Stephen, 46, from Edo State, explained that Tola, who happened to be his friend, asked him to go to Abuja and present himself to the lawmaker as James Ajayi, younger brother to Tola. The said Tola had earlier presented himself to Eyiboh as Peter Ajayi.

He reportedly said: “After meeting with the lawmaker, I was given a phone number to call. The lawmaker later stopped picking my calls. I knew that Izekor was collecting money from the lawmaker, which was shared among the four of us. We have collected over $60,000 from the lawmaker. I can’t say exactly how much I got, but I got my first share payment in June 2016. All other payments were brought by hand by Izekor.”

In the course of investigation, detectives discovered that all the bank account details, where the monies were paid into, were given to Izekor by Alhaji Saka Jimoh, a Bureau De Change operator at Obi Shopping Complex, Ikeja, Lagos.

“This Jimoh introduced Izekor to the owner of the accounts and Bureau De Change operators as Honourable Eseme Eyiboh.
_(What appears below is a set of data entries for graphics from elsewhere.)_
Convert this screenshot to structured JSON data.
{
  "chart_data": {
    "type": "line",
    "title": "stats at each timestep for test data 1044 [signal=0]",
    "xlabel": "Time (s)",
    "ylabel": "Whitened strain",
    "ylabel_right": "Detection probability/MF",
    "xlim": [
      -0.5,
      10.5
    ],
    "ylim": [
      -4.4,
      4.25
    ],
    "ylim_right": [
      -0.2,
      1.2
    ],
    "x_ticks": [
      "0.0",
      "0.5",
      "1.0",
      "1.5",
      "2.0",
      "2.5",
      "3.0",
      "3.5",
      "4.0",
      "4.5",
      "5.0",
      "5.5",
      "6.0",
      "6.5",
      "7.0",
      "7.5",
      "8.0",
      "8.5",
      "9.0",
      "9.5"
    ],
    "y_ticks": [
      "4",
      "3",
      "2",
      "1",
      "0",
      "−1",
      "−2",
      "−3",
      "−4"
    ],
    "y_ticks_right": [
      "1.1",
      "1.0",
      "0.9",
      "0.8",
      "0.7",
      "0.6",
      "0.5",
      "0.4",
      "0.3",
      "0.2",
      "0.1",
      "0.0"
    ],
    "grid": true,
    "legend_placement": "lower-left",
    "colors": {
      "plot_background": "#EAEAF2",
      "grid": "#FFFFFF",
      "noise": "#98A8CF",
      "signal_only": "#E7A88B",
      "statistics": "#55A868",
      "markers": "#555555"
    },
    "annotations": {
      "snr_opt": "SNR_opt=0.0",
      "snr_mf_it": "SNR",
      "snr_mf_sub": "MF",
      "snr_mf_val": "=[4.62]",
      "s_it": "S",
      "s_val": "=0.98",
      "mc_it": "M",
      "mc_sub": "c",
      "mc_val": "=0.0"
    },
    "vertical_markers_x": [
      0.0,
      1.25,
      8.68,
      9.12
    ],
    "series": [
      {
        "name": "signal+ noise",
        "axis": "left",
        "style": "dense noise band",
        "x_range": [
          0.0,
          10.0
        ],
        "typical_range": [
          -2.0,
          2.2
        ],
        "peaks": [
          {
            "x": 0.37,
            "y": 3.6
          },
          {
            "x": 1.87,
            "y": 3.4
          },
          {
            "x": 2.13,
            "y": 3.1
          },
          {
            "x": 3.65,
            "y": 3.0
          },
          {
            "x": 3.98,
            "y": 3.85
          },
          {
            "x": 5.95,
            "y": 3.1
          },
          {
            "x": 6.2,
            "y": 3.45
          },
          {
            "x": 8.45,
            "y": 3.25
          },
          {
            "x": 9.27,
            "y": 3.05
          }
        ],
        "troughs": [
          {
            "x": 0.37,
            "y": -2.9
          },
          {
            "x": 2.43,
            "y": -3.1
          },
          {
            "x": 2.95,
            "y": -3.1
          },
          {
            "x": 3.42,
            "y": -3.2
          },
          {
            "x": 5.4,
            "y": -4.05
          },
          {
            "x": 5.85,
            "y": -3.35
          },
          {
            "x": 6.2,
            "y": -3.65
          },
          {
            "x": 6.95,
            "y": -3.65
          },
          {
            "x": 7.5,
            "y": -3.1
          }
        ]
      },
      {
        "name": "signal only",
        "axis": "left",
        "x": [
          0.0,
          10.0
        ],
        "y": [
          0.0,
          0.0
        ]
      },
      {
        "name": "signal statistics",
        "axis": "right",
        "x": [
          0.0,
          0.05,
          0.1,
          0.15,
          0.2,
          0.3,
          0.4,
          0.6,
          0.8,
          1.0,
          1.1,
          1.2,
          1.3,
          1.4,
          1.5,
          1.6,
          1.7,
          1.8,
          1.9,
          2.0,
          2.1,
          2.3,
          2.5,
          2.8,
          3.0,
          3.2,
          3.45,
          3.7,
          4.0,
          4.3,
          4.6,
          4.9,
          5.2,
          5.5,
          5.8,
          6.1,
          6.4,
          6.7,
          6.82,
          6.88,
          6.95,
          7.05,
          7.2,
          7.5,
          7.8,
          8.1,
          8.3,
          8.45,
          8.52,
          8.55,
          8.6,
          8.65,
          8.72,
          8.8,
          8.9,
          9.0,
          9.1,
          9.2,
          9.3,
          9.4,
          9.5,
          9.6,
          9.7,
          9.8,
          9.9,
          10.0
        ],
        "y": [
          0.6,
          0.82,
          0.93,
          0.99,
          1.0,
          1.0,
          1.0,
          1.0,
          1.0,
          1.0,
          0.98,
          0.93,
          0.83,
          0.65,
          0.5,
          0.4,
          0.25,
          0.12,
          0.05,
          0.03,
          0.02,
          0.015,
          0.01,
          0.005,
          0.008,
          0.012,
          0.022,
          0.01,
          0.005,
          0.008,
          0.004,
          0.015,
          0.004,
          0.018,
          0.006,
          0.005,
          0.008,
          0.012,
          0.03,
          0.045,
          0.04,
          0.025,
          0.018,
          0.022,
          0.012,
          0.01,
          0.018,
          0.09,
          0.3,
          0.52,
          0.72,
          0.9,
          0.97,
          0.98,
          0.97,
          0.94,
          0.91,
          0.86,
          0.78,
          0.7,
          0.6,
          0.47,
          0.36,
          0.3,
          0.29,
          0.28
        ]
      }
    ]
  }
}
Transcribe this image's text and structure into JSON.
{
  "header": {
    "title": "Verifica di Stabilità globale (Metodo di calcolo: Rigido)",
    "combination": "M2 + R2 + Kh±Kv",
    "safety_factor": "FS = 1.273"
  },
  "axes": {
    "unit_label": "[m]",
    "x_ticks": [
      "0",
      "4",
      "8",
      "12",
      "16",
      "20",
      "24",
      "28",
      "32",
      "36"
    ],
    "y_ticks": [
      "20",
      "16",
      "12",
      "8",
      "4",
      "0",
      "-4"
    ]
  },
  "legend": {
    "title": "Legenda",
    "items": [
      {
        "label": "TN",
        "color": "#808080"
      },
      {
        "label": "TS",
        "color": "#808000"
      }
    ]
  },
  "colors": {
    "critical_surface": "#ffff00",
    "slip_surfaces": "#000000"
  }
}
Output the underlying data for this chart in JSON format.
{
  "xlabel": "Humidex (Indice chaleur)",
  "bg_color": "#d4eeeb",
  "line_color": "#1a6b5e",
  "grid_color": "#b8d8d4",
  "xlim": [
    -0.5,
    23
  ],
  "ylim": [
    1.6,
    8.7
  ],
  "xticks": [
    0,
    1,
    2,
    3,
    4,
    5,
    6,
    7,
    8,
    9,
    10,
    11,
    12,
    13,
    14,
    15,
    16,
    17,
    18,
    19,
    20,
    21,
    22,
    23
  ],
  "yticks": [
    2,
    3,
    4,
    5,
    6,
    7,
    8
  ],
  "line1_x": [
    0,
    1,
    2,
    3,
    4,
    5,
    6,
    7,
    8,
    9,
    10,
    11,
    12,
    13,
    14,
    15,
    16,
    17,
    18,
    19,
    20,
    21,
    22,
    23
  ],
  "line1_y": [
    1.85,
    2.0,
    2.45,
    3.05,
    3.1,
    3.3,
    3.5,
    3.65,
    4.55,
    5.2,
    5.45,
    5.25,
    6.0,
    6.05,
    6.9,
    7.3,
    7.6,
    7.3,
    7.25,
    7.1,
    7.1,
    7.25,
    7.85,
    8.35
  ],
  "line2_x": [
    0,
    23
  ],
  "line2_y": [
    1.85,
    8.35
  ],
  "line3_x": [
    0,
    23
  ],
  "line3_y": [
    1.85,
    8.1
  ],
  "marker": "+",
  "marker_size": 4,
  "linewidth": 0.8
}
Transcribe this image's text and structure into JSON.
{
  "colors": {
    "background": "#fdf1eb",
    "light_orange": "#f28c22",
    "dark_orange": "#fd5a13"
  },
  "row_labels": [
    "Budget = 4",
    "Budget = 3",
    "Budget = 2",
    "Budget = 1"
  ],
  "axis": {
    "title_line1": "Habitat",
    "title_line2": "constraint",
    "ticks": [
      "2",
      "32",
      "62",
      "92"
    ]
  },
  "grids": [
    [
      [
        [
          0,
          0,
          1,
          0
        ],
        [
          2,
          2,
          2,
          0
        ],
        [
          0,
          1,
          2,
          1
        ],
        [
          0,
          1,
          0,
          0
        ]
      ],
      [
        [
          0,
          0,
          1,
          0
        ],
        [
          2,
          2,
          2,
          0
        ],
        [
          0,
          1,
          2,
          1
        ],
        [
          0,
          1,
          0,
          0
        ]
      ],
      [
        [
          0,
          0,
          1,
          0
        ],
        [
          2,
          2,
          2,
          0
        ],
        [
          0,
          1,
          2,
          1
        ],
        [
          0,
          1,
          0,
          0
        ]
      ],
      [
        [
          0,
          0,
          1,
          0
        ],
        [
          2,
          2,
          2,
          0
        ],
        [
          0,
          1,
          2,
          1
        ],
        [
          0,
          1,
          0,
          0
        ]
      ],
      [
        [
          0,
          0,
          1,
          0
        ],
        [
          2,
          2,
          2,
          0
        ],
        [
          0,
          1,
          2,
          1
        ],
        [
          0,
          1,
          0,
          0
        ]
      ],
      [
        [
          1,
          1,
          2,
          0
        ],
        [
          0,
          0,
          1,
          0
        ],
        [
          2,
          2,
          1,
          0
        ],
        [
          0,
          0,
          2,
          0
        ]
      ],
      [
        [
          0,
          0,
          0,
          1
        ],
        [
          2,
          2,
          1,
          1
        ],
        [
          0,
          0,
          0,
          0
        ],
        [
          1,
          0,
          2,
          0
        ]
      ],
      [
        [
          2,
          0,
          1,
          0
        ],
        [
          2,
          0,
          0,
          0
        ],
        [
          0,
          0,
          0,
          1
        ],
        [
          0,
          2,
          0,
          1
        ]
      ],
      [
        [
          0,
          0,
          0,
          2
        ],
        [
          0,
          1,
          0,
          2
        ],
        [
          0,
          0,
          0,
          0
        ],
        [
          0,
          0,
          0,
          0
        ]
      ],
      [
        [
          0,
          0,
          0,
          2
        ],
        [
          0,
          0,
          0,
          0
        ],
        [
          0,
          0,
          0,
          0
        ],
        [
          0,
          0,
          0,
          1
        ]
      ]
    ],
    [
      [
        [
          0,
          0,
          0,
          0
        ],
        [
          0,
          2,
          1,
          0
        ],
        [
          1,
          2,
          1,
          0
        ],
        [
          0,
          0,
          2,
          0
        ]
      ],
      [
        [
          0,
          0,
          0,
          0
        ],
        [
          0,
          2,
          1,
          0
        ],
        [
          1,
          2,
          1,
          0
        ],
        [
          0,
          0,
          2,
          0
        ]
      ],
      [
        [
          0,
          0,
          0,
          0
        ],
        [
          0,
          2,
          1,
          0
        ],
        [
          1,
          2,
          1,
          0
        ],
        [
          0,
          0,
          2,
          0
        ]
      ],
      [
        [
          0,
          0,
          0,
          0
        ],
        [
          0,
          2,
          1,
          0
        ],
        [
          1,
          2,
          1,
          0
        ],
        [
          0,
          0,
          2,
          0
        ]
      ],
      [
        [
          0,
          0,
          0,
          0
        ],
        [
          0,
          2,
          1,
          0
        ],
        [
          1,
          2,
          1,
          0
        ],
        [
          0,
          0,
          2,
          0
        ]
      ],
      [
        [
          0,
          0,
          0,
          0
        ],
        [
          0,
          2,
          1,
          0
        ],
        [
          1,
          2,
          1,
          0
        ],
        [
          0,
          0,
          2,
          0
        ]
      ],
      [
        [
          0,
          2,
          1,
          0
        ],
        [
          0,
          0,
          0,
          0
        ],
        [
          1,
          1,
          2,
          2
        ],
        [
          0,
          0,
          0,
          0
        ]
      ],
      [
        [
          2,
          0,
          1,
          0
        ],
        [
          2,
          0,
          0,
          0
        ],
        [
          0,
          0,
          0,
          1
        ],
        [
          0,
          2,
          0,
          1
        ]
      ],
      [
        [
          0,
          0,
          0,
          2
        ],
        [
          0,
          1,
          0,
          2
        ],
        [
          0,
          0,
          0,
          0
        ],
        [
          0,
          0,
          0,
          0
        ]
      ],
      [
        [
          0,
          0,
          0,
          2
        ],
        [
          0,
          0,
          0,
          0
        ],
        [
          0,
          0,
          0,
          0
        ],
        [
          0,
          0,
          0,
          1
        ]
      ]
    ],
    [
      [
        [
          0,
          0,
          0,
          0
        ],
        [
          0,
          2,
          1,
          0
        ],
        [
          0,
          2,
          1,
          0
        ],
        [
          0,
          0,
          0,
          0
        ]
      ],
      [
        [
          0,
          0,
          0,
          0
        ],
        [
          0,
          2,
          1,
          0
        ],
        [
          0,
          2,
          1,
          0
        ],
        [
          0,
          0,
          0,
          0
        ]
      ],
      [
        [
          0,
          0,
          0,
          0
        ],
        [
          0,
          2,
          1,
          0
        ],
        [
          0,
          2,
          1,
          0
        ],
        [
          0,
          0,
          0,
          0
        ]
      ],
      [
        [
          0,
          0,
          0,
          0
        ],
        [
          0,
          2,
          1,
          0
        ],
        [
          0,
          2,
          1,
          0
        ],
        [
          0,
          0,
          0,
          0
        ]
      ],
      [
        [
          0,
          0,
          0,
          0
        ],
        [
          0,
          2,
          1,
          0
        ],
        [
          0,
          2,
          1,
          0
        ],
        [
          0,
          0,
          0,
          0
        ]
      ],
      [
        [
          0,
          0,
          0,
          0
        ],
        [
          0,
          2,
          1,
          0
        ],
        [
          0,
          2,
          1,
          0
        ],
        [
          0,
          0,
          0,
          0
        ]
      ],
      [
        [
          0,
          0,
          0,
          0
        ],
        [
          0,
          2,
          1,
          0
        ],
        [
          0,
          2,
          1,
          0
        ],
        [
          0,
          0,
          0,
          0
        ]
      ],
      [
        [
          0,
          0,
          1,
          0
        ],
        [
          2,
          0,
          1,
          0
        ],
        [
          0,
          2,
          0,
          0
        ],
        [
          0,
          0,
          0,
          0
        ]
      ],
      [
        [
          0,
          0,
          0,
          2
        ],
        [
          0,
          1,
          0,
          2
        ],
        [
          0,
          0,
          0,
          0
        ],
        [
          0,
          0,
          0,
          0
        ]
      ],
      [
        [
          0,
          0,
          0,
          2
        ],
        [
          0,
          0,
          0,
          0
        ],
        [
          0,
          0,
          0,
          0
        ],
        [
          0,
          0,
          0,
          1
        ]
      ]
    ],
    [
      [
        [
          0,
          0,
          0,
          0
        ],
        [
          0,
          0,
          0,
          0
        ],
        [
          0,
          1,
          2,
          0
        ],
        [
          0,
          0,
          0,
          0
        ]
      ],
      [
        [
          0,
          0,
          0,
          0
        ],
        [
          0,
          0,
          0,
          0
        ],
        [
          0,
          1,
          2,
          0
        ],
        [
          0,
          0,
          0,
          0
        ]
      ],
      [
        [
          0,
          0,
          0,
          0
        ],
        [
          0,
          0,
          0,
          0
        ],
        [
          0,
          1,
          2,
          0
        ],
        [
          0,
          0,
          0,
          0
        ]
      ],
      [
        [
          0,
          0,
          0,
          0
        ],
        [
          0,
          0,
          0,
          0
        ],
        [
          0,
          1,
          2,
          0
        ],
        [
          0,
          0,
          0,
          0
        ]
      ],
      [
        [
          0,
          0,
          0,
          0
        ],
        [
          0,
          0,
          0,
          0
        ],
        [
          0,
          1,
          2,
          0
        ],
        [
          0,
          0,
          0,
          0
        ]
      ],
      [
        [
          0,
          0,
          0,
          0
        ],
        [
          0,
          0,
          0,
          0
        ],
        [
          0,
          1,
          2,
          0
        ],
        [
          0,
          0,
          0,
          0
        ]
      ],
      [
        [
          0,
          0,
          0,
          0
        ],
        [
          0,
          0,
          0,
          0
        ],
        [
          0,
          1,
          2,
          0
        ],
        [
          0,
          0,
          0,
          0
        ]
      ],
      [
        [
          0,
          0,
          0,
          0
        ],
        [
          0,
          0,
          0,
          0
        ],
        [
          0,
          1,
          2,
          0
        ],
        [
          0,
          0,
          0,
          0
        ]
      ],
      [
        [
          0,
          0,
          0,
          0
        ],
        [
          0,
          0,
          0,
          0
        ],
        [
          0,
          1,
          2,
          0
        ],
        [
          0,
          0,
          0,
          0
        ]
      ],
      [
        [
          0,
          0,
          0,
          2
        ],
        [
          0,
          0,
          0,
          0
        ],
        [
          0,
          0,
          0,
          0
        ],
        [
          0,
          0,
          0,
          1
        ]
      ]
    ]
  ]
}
The money collected was under the pretext of supplying industrial machine for pipeline cleaning to execute contract awarded to Eyiboh in 2016,” the police noted.

The suspects were arraigned before the Federal High Court, Lagos on January 8.

They were arraigned before Justice Muslim Hassan. The SFU in a charge marked FHC/L/435c/2017, filed before the court by Mr. Emmanuel Jackson, a Chief Superintendent of Police, alleged that, “the accused persons and others now at large had between June 2016 and August 2017, at Jatoz Royal Hotel, Osolo Way, Ajao Estate, Lagos, conspired among themselves, and presented themselves to Honourable Eseme Sunday Eyiboh, a former House of Representatives member from Eket Federal Constituency, Akwa Ibom State, as accredited representatives of International Foreign Exchange Monitoring Agency/Bureau, in Nigeria.”

The prosecutor, Emmanuel Jackson, told the court that the defendants acted contrary to Sections 8(a), 1(1)(a) and 8(9) of the Advance Fee Fraud and Other Related Offences Act, No.14 of 2006 and were liable to be punished under Section 1(3) of the same law.

The defendants, however, pleaded not guilty to the charges, following which their counsel pleaded with the court to grant them bail. The prosecutor, however, opposed the bail application. The case was adjourned.